Is it only me who finds this small piece in today's Guardian rather bizarre? The paper reports that magistrates have attempted to ban a woman from committing suicide after police complained about her repeated bungled efforts to take her own life. They have issued an anti-social behaviour order banning her from going near railway lines, rivers, bridges and multi-storey car parks. She can only go to car parks if accompanied and to park a car. The order is for two years and Ms. Sutton faces jail if she breaches it. The Guardian reports that:

The bench was told that Kim Sutton, 23, had attempted suicide four times.

She was rescued from the river Avon three times, had been found "hanging by her fingertips" from a railway bridge, and was repeatedly spotted loitering at the top of multi-storey car parks.

The court heard that Sutton caused panic when she was spotted in the Avon last summer. Two bystanders were about to jump in when police arrived and hauled her to safety.

In August she was found clinging to the parapet of a railway bridge. Train services were halted and she was rescued.
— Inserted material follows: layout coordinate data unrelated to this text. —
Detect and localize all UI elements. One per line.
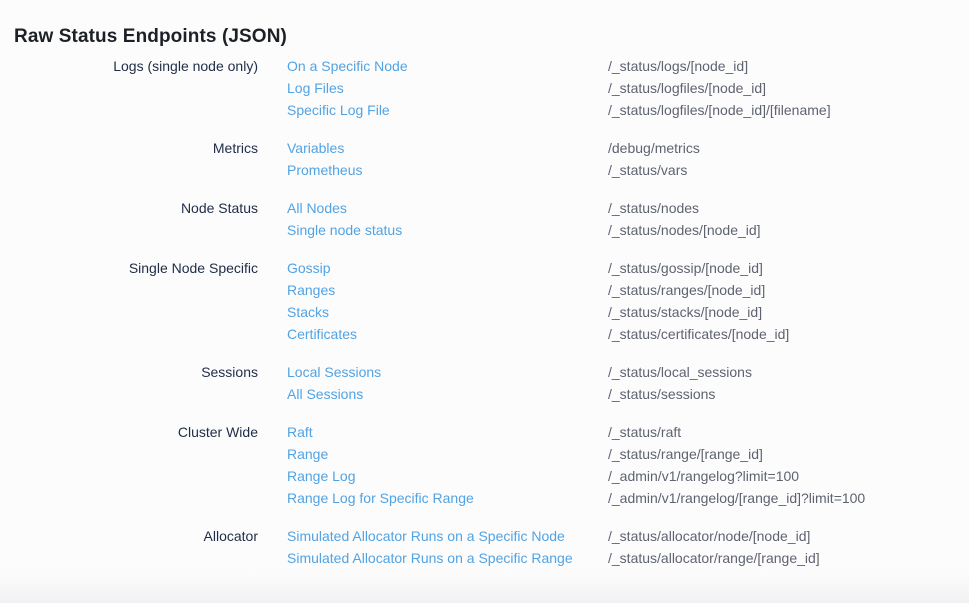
endpoint-link[interactable]: On a Specific Node <box>287 55 608 77</box>
paths-column: /_status/allocator/node/[node_id] /_stat… <box>608 525 969 569</box>
endpoint-link[interactable]: Variables <box>287 137 608 159</box>
endpoint-link[interactable]: Certificates <box>287 323 608 345</box>
endpoint-link[interactable]: All Nodes <box>287 197 608 219</box>
endpoint-link[interactable]: Prometheus <box>287 159 608 181</box>
category-label: Cluster Wide <box>0 421 258 443</box>
paths-column: /_status/raft /_status/range/[range_id] … <box>608 421 969 509</box>
links-column: Simulated Allocator Runs on a Specific N… <box>287 525 608 569</box>
links-column: Local Sessions All Sessions <box>287 361 608 405</box>
endpoint-link[interactable]: Ranges <box>287 279 608 301</box>
endpoint-path: /_status/sessions <box>608 383 969 405</box>
category-label: Logs (single node only) <box>0 55 258 77</box>
paths-column: /_status/gossip/[node_id] /_status/range… <box>608 257 969 345</box>
endpoint-link[interactable]: Raft <box>287 421 608 443</box>
links-column: All Nodes Single node status <box>287 197 608 241</box>
page-title: Raw Status Endpoints (JSON) <box>14 25 287 49</box>
endpoint-path: /_status/logfiles/[node_id]/[filename] <box>608 99 969 121</box>
category-label: Node Status <box>0 197 258 219</box>
endpoint-path: /_status/logfiles/[node_id] <box>608 77 969 99</box>
links-column: Variables Prometheus <box>287 137 608 181</box>
endpoint-path: /_admin/v1/rangelog/[range_id]?limit=100 <box>608 487 969 509</box>
endpoint-link[interactable]: Local Sessions <box>287 361 608 383</box>
endpoint-link[interactable]: Range <box>287 443 608 465</box>
endpoint-link[interactable]: All Sessions <box>287 383 608 405</box>
endpoint-path: /_status/logs/[node_id] <box>608 55 969 77</box>
category-label: Single Node Specific <box>0 257 258 279</box>
endpoint-link[interactable]: Gossip <box>287 257 608 279</box>
endpoint-group: Allocator Simulated Allocator Runs on a … <box>0 525 969 569</box>
endpoint-path: /_status/nodes/[node_id] <box>608 219 969 241</box>
endpoint-group: Single Node Specific Gossip Ranges Stack… <box>0 257 969 345</box>
endpoint-link[interactable]: Log Files <box>287 77 608 99</box>
endpoint-group: Sessions Local Sessions All Sessions /_s… <box>0 361 969 405</box>
endpoint-path: /_status/range/[range_id] <box>608 443 969 465</box>
links-column: Raft Range Range Log Range Log for Speci… <box>287 421 608 509</box>
debug-endpoints-page: Raw Status Endpoints (JSON) Logs (single… <box>0 0 969 603</box>
category-label: Metrics <box>0 137 258 159</box>
endpoint-path: /_status/local_sessions <box>608 361 969 383</box>
paths-column: /_status/nodes /_status/nodes/[node_id] <box>608 197 969 241</box>
endpoint-path: /debug/metrics <box>608 137 969 159</box>
endpoint-link[interactable]: Specific Log File <box>287 99 608 121</box>
category-label: Allocator <box>0 525 258 547</box>
endpoint-path: /_status/ranges/[node_id] <box>608 279 969 301</box>
paths-column: /_status/local_sessions /_status/session… <box>608 361 969 405</box>
endpoint-path: /_admin/v1/rangelog?limit=100 <box>608 465 969 487</box>
endpoints-table: Logs (single node only) On a Specific No… <box>0 55 969 585</box>
endpoint-link[interactable]: Simulated Allocator Runs on a Specific R… <box>287 547 608 569</box>
links-column: On a Specific Node Log Files Specific Lo… <box>287 55 608 121</box>
endpoint-path: /_status/allocator/node/[node_id] <box>608 525 969 547</box>
endpoint-path: /_status/nodes <box>608 197 969 219</box>
endpoint-link[interactable]: Range Log for Specific Range <box>287 487 608 509</box>
endpoint-link[interactable]: Single node status <box>287 219 608 241</box>
endpoint-group: Node Status All Nodes Single node status… <box>0 197 969 241</box>
endpoint-path: /_status/vars <box>608 159 969 181</box>
paths-column: /debug/metrics /_status/vars <box>608 137 969 181</box>
links-column: Gossip Ranges Stacks Certificates <box>287 257 608 345</box>
endpoint-path: /_status/stacks/[node_id] <box>608 301 969 323</box>
endpoint-link[interactable]: Stacks <box>287 301 608 323</box>
endpoint-group: Logs (single node only) On a Specific No… <box>0 55 969 121</box>
endpoint-path: /_status/certificates/[node_id] <box>608 323 969 345</box>
endpoint-path: /_status/gossip/[node_id] <box>608 257 969 279</box>
endpoint-path: /_status/raft <box>608 421 969 443</box>
endpoint-group: Cluster Wide Raft Range Range Log Range … <box>0 421 969 509</box>
endpoint-path: /_status/allocator/range/[range_id] <box>608 547 969 569</box>
endpoint-group: Metrics Variables Prometheus /debug/metr… <box>0 137 969 181</box>
paths-column: /_status/logs/[node_id] /_status/logfile… <box>608 55 969 121</box>
category-label: Sessions <box>0 361 258 383</box>
endpoint-link[interactable]: Range Log <box>287 465 608 487</box>
endpoint-link[interactable]: Simulated Allocator Runs on a Specific N… <box>287 525 608 547</box>
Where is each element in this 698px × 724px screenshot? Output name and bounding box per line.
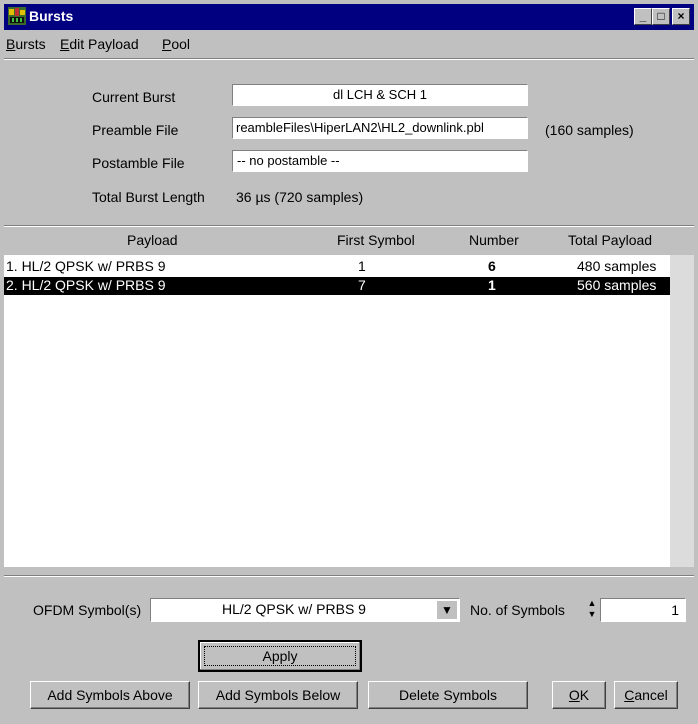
dropdown-arrow-icon[interactable]: ▼ <box>437 601 457 619</box>
cell-payload: 2. HL/2 QPSK w/ PRBS 9 <box>6 277 166 293</box>
minimize-button[interactable]: _ <box>634 8 652 25</box>
menu-pool[interactable]: Pool <box>162 36 190 52</box>
delete-symbols-button[interactable]: Delete Symbols <box>368 681 528 709</box>
menu-separator <box>4 58 694 60</box>
menu-edit-payload[interactable]: Edit Payload <box>60 36 139 52</box>
postamble-file-field[interactable]: -- no postamble -- <box>232 150 528 172</box>
cell-payload: 1. HL/2 QPSK w/ PRBS 9 <box>6 258 166 274</box>
cell-number: 1 <box>488 277 496 293</box>
bursts-window: Bursts _ □ × Bursts Edit Payload Pool Cu… <box>0 0 698 724</box>
total-burst-length-value: 36 µs (720 samples) <box>236 189 364 205</box>
ofdm-symbol-select[interactable]: HL/2 QPSK w/ PRBS 9 ▼ <box>150 598 460 622</box>
ok-button[interactable]: OK <box>552 681 606 709</box>
payload-list[interactable]: 1. HL/2 QPSK w/ PRBS 9 1 6 480 samples 2… <box>4 255 670 567</box>
apply-button[interactable]: Apply <box>198 640 362 672</box>
total-burst-length-label: Total Burst Length <box>92 189 205 205</box>
window-title: Bursts <box>29 8 74 24</box>
num-symbols-input[interactable]: 1 <box>600 598 686 622</box>
header-first-symbol[interactable]: First Symbol <box>337 232 415 248</box>
add-symbols-above-button[interactable]: Add Symbols Above <box>30 681 190 709</box>
cell-number: 6 <box>488 258 496 274</box>
menu-bar: Bursts Edit Payload Pool <box>4 32 694 56</box>
preamble-file-label: Preamble File <box>92 122 179 138</box>
close-icon: × <box>677 9 685 23</box>
cell-total-payload: 560 samples <box>577 277 657 293</box>
title-bar[interactable]: Bursts _ □ × <box>4 4 694 30</box>
header-payload[interactable]: Payload <box>127 232 178 248</box>
spin-arrows-icon[interactable]: ▲ ▼ <box>586 598 598 622</box>
cancel-button[interactable]: Cancel <box>614 681 678 709</box>
current-burst-label: Current Burst <box>92 89 176 105</box>
cell-first-symbol: 1 <box>358 258 366 274</box>
table-row[interactable]: 2. HL/2 QPSK w/ PRBS 9 7 1 560 samples <box>4 277 670 295</box>
focus-rect <box>204 646 356 666</box>
table-row[interactable]: 1. HL/2 QPSK w/ PRBS 9 1 6 480 samples <box>4 258 670 276</box>
list-scroll-area <box>670 255 694 567</box>
preamble-file-field[interactable]: reambleFiles\HiperLAN2\HL2_downlink.pbl <box>232 117 528 139</box>
header-number[interactable]: Number <box>469 232 519 248</box>
add-symbols-below-button[interactable]: Add Symbols Below <box>198 681 358 709</box>
ofdm-symbols-label: OFDM Symbol(s) <box>33 602 142 618</box>
ofdm-symbol-value: HL/2 QPSK w/ PRBS 9 <box>222 601 366 617</box>
header-total-payload[interactable]: Total Payload <box>568 232 652 248</box>
maximize-icon: □ <box>657 9 665 23</box>
close-button[interactable]: × <box>672 8 690 25</box>
cell-total-payload: 480 samples <box>577 258 657 274</box>
bottom-separator <box>4 575 694 577</box>
maximize-button[interactable]: □ <box>652 8 670 25</box>
postamble-file-label: Postamble File <box>92 155 185 171</box>
num-symbols-label: No. of Symbols <box>470 602 565 618</box>
minimize-icon: _ <box>639 9 647 23</box>
preamble-samples: (160 samples) <box>545 122 634 138</box>
num-symbols-stepper[interactable]: ▲ ▼ 1 <box>586 598 686 622</box>
payload-table-header: Payload First Symbol Number Total Payloa… <box>4 230 694 254</box>
current-burst-field[interactable]: dl LCH & SCH 1 <box>232 84 528 106</box>
cell-first-symbol: 7 <box>358 277 366 293</box>
menu-bursts[interactable]: Bursts <box>6 36 46 52</box>
app-icon <box>8 7 26 25</box>
form-separator <box>4 225 694 227</box>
In November Sutton was rescued from the Avon twice in two hours. On the second occasion she told the gardener who had dived in to rescue her to leave her alone.

I am sure that the Police and Magistrates are acting to protect the public from putting themselves at risk in seeking to rescue Ms Sutton but one has to ask if this is the most appropriate course of action. Somebody who is that intent on killing themselves may not particularly care about the threat of imprisonment on the basis that she will not be around to suffer the consequences. Alternatively, if Ms. Sutton is doing all this to attract attention to a particular issue in her life then it would seem that perhaps she needs medical help rather than to be criminalised.

In the old days surely, this sort of attention-seeking behaviour would have led to the perpetrator being sectioned for treatment. It is no wonder that ASBOs are getting a bad name.